A protocol built to outlive its makers.
ELAI is a new way to prove trust online — one where your keys never leave you, and no company stands between you and your own security. We're building it to last three hundred years.
The trust layer beneath OuiAmi — and everything after.
Trust today is borrowed.
Every account you make is a small act of faith. You hand a company your identity and trust them to guard it.
They store it on their servers, behind their walls, under their rules. When they're breached, it leaks. When they're sold, it transfers. When they're gone, so is the proof of who you are. For decades we've been renting our own identities from people who can't promise to keep them — and paying with every detail we hand over.
What it is — and what's new about it.
Today, even "passwordless" sign-in still leans on a company or platform to vouch for you from its servers. ELAI is built to remove the middleman: trust is proven directly between devices, with no company, platform, or server in between — on a cryptographic method all its own. That's the part that didn't exist before.
What ELAI is
A way to prove who you are, and to check that others are who they say, without handing your identity to anyone to hold. Your proof is a key created on your device that never leaves it.
What it does for you
- Sign in to any app without a password — nothing to remember, reset, or steal.

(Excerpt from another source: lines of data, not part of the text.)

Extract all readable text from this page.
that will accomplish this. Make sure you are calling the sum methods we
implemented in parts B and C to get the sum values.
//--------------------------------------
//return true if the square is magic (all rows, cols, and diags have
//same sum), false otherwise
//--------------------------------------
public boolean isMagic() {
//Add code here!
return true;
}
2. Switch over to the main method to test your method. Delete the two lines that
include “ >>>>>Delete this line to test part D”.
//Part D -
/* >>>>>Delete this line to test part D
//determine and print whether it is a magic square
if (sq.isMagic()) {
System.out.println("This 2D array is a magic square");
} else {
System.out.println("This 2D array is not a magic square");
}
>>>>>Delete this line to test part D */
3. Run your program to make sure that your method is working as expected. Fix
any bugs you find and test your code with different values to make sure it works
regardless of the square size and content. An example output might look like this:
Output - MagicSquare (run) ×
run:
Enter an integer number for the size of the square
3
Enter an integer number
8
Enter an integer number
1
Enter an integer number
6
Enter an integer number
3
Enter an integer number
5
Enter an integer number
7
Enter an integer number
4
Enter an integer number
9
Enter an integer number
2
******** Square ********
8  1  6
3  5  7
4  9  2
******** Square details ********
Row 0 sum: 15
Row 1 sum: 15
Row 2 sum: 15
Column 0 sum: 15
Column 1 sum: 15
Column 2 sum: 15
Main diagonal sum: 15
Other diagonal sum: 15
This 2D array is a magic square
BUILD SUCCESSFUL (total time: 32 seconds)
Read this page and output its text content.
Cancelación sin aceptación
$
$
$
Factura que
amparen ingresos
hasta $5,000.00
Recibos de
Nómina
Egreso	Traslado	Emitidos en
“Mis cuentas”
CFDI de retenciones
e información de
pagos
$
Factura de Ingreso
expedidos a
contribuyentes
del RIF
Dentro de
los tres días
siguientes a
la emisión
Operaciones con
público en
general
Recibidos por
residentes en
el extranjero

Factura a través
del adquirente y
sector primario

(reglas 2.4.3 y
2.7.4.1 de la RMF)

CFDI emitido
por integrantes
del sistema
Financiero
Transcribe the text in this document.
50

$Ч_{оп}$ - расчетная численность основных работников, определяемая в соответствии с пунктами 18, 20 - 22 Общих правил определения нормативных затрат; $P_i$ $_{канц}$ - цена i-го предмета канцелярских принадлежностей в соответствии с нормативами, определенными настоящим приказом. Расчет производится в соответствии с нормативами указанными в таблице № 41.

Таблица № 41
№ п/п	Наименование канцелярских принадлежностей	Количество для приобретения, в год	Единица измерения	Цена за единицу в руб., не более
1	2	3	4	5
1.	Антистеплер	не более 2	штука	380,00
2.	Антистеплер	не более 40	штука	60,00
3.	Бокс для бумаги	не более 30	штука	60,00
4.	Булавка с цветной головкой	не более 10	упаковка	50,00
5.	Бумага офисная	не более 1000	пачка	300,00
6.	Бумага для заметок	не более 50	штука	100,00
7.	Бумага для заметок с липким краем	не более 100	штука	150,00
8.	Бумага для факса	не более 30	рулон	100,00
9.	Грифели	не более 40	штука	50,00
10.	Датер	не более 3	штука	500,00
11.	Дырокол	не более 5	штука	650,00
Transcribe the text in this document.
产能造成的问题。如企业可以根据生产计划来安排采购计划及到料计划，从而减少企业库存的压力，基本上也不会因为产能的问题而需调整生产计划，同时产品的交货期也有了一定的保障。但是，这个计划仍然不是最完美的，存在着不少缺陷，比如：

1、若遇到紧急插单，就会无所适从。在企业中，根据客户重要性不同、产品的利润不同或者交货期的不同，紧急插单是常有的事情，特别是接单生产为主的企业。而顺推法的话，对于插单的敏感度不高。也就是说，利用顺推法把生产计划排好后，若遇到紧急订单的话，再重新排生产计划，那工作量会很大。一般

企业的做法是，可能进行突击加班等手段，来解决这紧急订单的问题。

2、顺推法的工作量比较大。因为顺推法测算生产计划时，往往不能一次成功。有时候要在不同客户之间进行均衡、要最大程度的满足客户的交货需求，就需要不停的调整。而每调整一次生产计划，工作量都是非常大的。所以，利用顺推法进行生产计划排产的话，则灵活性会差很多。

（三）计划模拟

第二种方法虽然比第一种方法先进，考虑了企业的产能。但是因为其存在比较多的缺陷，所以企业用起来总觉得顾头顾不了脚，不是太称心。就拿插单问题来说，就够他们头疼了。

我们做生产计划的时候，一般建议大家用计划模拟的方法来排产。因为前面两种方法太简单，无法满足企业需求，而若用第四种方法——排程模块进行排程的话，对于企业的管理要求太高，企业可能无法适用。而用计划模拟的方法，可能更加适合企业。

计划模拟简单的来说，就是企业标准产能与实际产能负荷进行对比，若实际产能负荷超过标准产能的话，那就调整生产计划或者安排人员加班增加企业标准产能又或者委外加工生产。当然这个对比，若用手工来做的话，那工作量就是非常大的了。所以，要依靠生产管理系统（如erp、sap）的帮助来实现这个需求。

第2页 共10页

- Nothing about you sits on a server, so you can't be exposed in a breach that isn't yours.
- One trusted identity that works across every app, instead of starting over each time.
- You choose who can verify you — and revoke it the instant you change your mind.
ELAI flips the arrangement.
Instead of trusting a server to vouch for you, trust is proven on your own device — by a key that never leaves it.
There's no central vault of identities to breach, because there's no central vault at all. Underneath is a new cryptographic method: layered and counter-shifting, designed so that the proof of your trust can't be lifted, replayed, or forged. It's the part nobody else has — and the reason the rest of this is possible.
Your key lives inside you.
It's generated on your device and stays there. We never hold it — so we can never lose it, leak it, or be made to hand it over.
Nothing to store, nothing to steal.
Trust is verified locally. There's no honeypot of personal data sitting on a server, waiting for the breach that eventually comes for all of them.
It travels with you.
The same proven trust moves across every product that speaks the protocol — starting with OuiAmi, and not ending there.
Take your security personally.
For thirty years, security has been something done to you — by IT departments, by platforms, by terms you didn't read. ELAI makes it something you hold. Your safety stops being a service you hope works and becomes a property you own. That's the whole move: from trusting the institution to carrying the proof yourself.
Built for three hundred years.
Infrastructure ages. Companies fail. Standards rot. So we anchored ELAI to the things that don't.
Mathematics, and the person holding the key. A protocol that depends on no single server, no single company — not even on us — is one that can keep working long after any of us are gone. We're not designing for the next product cycle. We're designing for the next three centuries.
One app today. A foundation underneath.
OuiAmi is the first place you'll feel ELAI — a network where trust is real, and yours.
But the protocol beneath it is bigger than any single app. It's a trust layer the internet can stand on: for people, for devices, for anything that needs to prove it is what it says it is — without surrendering itself to do it.
Where there is safety, there is love.